I'm not entirely clear...exactly which software vendors are you saying failed to contact you for follow up? 

I would be really surprised if you said it was the guy from Fast Manager. They are really good about helping me out when I have a question.


----------



## threadsemb (Feb 11, 2007)

No, FastManager definitely responded promptly to all my questions.

The ones I didn't get responses from:

Screen Printing Software - Embroidery Software - Shop Management Software or
http://www.t-boss.com/ 

I got some screenshots from EmbTrak: Automating Embroidery Workflow but there wasn't a demo or anything so I didn't really know how to evaluate it.


----------



## jiarby (Feb 8, 2007)

I use quickbooks 2008 premier wholesale & manufacturing edition... good for managing inventory and assemblies. so-so at contacts. great for quotes and invoicing (of course)


----------



## cookiesa (Feb 27, 2008)

I have been using inflow inventory, so far so good. There is a demo which is limited to about 100 contacts/orders etc from memory. But being new to printing I have a retail beackground and it works well for me, probably because it is similar to what I am used too.

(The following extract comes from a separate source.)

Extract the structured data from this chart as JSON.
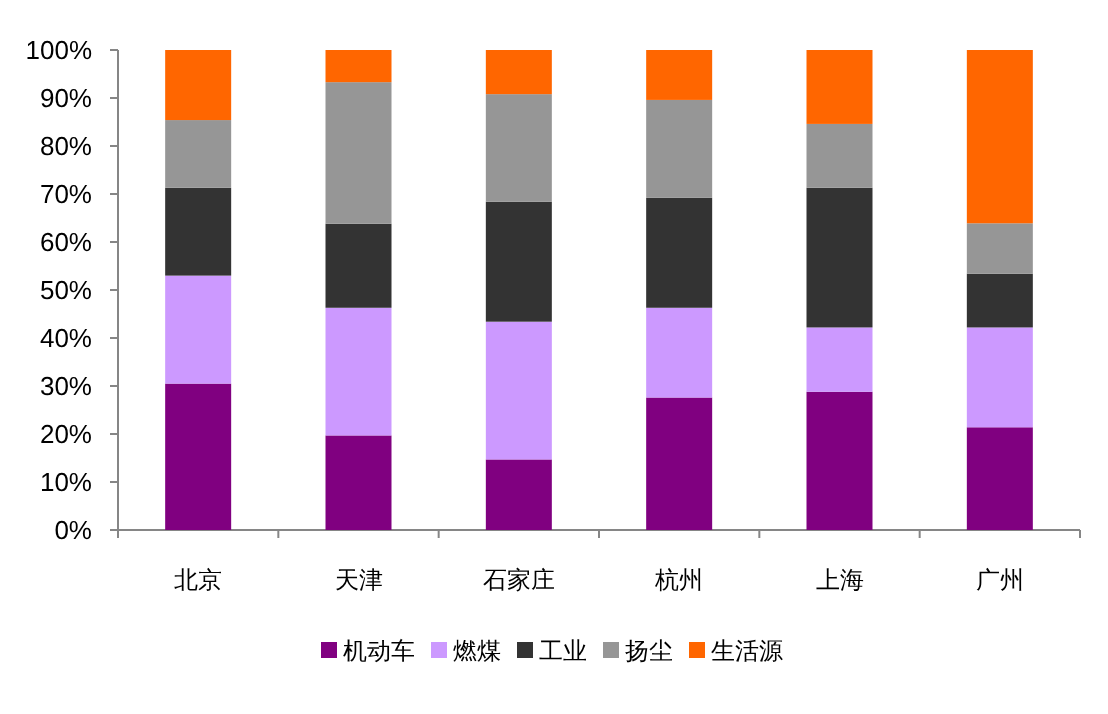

Worth a look and the free demo, although limited lets you try all the functions

Tfalk It is interesting your comments on MS Access... I have toyed with the idea of setting up something but using Open Office so it would be free. If there are enough people to help out perhaps we could build one based on this for everyone to use free.


----------



## harryvent (Aug 8, 2016)

Take a look at Apptivo. I've been using this inventory management tool, apart from this tool I can easily handle all my orders, purchase orders, supplier's details, keep track all items and sending invoices. I think it suitable for who all are looking for more integrated application for managing business processes in a single portal.


----------



## tfalk (Apr 3, 2008)

Harry, hopefully they figured this out 8 years ago?


----------